New wave of crypto phishing: how drainers are siphoning wallets of Russians
Over the past few weeks, my colleagues and I have recorded a sharp surge in activity from at least three hacker groups targeting Russian-speaking cryptocurrency holders. The attackers use specialized malware — so-called drainers — that masquerade as legitimate investment platforms and affiliate programs.
The attack mechanics are refined to the point of automation. Between late May and early June, at least 15 bait websites were launched. Users are offered the chance to open an "investment account" and receive a welcome bonus of $50 in USDT. To activate this generous offer, the victim is asked to connect their crypto wallet by scanning a QR code through the official app.
At first glance, everything looks harmless. However, at the moment of confirming the integration, the user independently signs a transaction that grants the scammers full access to withdraw all funds: tokens, stablecoins, and even NFTs. Once authorization on the fake site is complete, the drainer instantly scans the balance with multiple requests and empties the wallet.
Main Deception Schemes
Analysis shows that criminals use three main types of bait:
- Investment accounts — promising a bonus for registration.
- Telegram activity — offering a profitable purchase of "stars" or premium services.
- Bonus programs — distributing free tokens for connecting a wallet.
It is important to understand: this is not an isolated case. Several years ago, similar software was actively spread among English-speaking users, after which its activity subsided. Now we are witnessing a resurgence of this threat, but with a focus on the Russian-speaking audience. Scammers quickly create new domains to replace blocked ones, so fighting them resembles a game of "cat and mouse."
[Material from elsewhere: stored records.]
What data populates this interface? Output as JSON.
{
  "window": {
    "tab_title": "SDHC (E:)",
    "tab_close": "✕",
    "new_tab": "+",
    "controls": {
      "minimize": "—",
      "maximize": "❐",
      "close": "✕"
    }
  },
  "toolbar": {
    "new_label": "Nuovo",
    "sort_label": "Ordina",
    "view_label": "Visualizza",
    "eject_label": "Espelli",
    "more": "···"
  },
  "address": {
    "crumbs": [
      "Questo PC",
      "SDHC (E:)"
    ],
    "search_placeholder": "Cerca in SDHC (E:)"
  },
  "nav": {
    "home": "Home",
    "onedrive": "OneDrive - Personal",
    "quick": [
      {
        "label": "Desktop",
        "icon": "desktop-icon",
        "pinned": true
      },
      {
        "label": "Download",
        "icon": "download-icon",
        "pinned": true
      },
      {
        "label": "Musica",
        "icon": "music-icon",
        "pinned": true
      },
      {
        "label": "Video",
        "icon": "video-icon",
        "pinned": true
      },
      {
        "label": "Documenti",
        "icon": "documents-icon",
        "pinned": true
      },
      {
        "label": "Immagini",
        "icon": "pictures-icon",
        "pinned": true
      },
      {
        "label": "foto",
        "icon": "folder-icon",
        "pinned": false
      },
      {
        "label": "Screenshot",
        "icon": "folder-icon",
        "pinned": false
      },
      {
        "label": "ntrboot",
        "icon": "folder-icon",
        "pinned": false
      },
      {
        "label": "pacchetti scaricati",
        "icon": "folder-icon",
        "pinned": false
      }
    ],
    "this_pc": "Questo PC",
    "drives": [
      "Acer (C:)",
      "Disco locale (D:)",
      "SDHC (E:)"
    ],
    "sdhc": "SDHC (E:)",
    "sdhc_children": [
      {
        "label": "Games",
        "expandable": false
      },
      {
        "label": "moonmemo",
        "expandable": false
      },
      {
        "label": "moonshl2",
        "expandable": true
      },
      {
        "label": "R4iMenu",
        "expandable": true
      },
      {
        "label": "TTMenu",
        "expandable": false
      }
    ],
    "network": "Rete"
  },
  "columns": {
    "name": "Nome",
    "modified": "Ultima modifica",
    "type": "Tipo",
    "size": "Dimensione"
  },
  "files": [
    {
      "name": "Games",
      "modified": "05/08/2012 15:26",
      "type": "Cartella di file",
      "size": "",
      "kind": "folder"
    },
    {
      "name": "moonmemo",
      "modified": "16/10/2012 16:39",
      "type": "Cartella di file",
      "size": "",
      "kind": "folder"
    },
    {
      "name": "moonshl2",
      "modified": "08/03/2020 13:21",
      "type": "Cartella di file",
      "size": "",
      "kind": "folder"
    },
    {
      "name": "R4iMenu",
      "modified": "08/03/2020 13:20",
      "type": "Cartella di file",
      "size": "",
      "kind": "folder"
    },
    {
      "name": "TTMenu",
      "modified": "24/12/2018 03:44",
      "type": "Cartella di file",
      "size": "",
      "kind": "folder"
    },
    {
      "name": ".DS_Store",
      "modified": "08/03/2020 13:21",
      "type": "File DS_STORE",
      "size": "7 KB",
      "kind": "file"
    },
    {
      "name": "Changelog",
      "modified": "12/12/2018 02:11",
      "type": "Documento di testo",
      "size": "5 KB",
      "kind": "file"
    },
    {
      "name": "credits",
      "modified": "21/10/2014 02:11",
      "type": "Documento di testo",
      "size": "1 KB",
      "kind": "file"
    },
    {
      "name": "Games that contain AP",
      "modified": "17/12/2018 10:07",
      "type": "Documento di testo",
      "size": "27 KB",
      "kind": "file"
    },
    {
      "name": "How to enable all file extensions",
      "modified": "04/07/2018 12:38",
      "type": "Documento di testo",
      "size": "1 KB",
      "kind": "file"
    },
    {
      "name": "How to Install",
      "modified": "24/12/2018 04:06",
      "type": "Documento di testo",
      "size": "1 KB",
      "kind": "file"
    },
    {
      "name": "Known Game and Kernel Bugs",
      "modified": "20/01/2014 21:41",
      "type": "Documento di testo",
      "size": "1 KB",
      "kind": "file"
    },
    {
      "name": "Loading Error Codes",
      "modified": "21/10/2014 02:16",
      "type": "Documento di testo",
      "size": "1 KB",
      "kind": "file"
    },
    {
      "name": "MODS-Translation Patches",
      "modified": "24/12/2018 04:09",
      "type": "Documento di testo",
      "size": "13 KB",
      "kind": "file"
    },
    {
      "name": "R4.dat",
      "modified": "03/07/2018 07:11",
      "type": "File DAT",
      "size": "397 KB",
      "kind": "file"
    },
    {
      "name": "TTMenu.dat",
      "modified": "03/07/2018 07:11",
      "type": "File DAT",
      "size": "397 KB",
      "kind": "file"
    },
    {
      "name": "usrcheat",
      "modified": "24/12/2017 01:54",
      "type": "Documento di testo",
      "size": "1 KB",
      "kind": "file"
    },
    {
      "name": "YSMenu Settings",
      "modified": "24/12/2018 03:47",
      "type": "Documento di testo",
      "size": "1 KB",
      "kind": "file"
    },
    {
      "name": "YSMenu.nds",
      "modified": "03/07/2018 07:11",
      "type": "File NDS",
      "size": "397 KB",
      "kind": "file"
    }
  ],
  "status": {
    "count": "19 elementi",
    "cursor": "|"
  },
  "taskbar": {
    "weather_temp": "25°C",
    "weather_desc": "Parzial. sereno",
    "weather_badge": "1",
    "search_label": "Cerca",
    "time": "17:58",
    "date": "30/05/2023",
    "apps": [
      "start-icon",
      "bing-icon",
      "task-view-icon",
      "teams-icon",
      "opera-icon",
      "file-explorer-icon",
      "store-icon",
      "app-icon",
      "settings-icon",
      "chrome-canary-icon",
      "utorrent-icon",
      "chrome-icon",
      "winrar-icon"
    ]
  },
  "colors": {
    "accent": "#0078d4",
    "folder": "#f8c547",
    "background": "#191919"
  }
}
How to Protect Your Assets
Based on the data obtained, I strongly recommend:
- Completely avoid clicking on suspicious links from advertisements.
- Carefully verify the domain name of the resource. Attackers often register addresses that sound similar to well-known brands.
- Check the site's creation date via Whois services — fresh domains should raise suspicion.
- Remember that in Russia, brokerage activities are only possible with a license from the Central Bank. Any promotions should be verified exclusively on official platforms.
Expert comment: The cryptocurrency market remains a wild west, where every user is their own bank and security service. Drainers are an evolution of phishing, and the only way to avoid becoming a victim is a culture of cold wallets and total verification of any transaction signature request. Do not trust "free bonuses" — they do not exist.